Under the relevant rules, a case is appropriate for en banc consideration if a rehearing "is necessary to secure or maintain uniformity" in our decisions, or if the case "involves a question of exceptional importance." See Fed. R. App. P. 35(a)(1) and (a)(2). I believe that this case qualifies for rehearing en banc on both counts.

5

The answer to the question of whether a sentence violates the eighth amendment is heavily dependent on the circumstances of the individual case, and so the fact that no federal appellate court has ever found that a fifteen-year mandatory sentence under ACCA was unconstitutional is entitled to even less weight than it usually is. For instance, United States v. Reynolds, 215 F.3d 1210 (11th Cir. 2000) (per curiam), cert. denied, 531 U.S. 1000, 148 L. Ed. 2d 470, 121 S. Ct. 500 (2000), which the panel opinion cites, see United States v. Yirkovsky, 259 F.3d 704, 706-07 (8th Cir. 2001), is not a particularly persuasive authority because it involved a twelve-gauge shotgun, see 215 F.3d at 1212, not merely a single twenty-two caliber bullet. The panel opinion also states that while the sentence in this case represented "an extreme penalty under the facts," the court felt that its "hands [were] tied in this matter by the mandatory minimum sentence which Congress established." Yirkovsky, 259 F.3d at 707 n.4. With respect, and on the contrary, a court is obliged to determine whether a criminal sanction offends the eighth amendment, and I believe that we ought to take the case up en banc to consider whether the panel's holding does not run counter to our recent case of Henderson v.

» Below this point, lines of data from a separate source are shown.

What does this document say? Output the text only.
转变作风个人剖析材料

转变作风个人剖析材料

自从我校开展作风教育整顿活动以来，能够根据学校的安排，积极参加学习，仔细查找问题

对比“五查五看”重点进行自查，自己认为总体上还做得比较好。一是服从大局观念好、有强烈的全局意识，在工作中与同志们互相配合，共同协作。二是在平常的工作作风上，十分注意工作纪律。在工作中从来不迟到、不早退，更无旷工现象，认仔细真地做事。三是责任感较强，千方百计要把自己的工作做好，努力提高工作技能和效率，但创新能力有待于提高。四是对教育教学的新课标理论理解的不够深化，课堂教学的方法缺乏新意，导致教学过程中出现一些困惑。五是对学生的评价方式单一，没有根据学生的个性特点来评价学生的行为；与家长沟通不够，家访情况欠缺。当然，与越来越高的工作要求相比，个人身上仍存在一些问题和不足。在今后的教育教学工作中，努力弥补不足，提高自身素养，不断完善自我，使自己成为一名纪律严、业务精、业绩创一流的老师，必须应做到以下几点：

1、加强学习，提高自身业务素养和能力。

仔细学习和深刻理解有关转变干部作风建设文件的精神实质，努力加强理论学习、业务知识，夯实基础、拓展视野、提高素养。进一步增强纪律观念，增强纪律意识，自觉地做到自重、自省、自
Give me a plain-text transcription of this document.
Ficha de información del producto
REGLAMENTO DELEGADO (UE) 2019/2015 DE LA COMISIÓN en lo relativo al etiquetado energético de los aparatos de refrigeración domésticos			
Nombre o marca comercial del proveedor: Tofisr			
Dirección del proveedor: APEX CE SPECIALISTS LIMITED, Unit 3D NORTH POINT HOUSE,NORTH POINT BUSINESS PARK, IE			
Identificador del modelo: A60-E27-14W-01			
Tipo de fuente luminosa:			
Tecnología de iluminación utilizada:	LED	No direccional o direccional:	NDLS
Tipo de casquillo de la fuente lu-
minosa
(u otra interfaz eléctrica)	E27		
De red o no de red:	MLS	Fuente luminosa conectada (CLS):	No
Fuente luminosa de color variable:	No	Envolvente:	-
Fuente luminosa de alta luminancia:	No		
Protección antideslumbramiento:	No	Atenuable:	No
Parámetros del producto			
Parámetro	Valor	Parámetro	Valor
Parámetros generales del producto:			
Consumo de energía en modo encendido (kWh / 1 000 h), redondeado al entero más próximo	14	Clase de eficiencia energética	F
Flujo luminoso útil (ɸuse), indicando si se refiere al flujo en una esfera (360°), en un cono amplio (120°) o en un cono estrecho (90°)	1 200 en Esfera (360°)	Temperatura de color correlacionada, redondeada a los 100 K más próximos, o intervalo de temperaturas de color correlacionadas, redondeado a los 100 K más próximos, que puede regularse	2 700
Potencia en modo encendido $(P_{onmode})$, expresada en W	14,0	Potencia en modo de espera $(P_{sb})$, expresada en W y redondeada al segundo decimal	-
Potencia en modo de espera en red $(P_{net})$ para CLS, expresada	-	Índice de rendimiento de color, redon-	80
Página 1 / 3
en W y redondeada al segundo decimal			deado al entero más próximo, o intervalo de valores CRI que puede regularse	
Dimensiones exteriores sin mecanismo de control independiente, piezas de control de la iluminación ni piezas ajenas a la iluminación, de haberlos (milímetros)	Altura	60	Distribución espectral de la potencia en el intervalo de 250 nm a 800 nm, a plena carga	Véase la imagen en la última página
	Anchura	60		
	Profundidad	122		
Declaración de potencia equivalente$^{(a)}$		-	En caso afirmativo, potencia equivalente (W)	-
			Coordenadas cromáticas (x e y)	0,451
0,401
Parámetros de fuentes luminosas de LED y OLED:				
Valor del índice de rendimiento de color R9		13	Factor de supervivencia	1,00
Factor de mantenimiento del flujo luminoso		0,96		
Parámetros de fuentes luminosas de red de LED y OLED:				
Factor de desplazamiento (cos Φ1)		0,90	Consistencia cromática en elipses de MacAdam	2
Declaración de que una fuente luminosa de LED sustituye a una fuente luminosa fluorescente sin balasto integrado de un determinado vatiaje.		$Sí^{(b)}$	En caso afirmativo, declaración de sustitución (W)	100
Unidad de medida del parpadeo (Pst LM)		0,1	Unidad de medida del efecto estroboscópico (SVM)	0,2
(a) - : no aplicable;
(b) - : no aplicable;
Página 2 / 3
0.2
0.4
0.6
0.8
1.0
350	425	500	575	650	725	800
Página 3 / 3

Norris, 258 F.3d 706 (8th Cir. 2001).

6

The draconian nature of this sentence is as evident to me as it was to the panel, and the severity of sentences in general under the United States Sentencing Guidelines and recent congressional enactments is, or ought to be, a matter of great public concern to every citizen. The number of people incarcerated in this country is unparallelled and growing exponentially, and the costs of criminal penalties in terms of dislocated lives and public treasure is probably incalculable. The court en banc ought therefore to consider the constitutionality of the sentence imposed in this case. I suggest that on its face the sentence is grossly disproportionate to the offense for which it was imposed.

7

I would therefore grant the petition for rehearing en banc.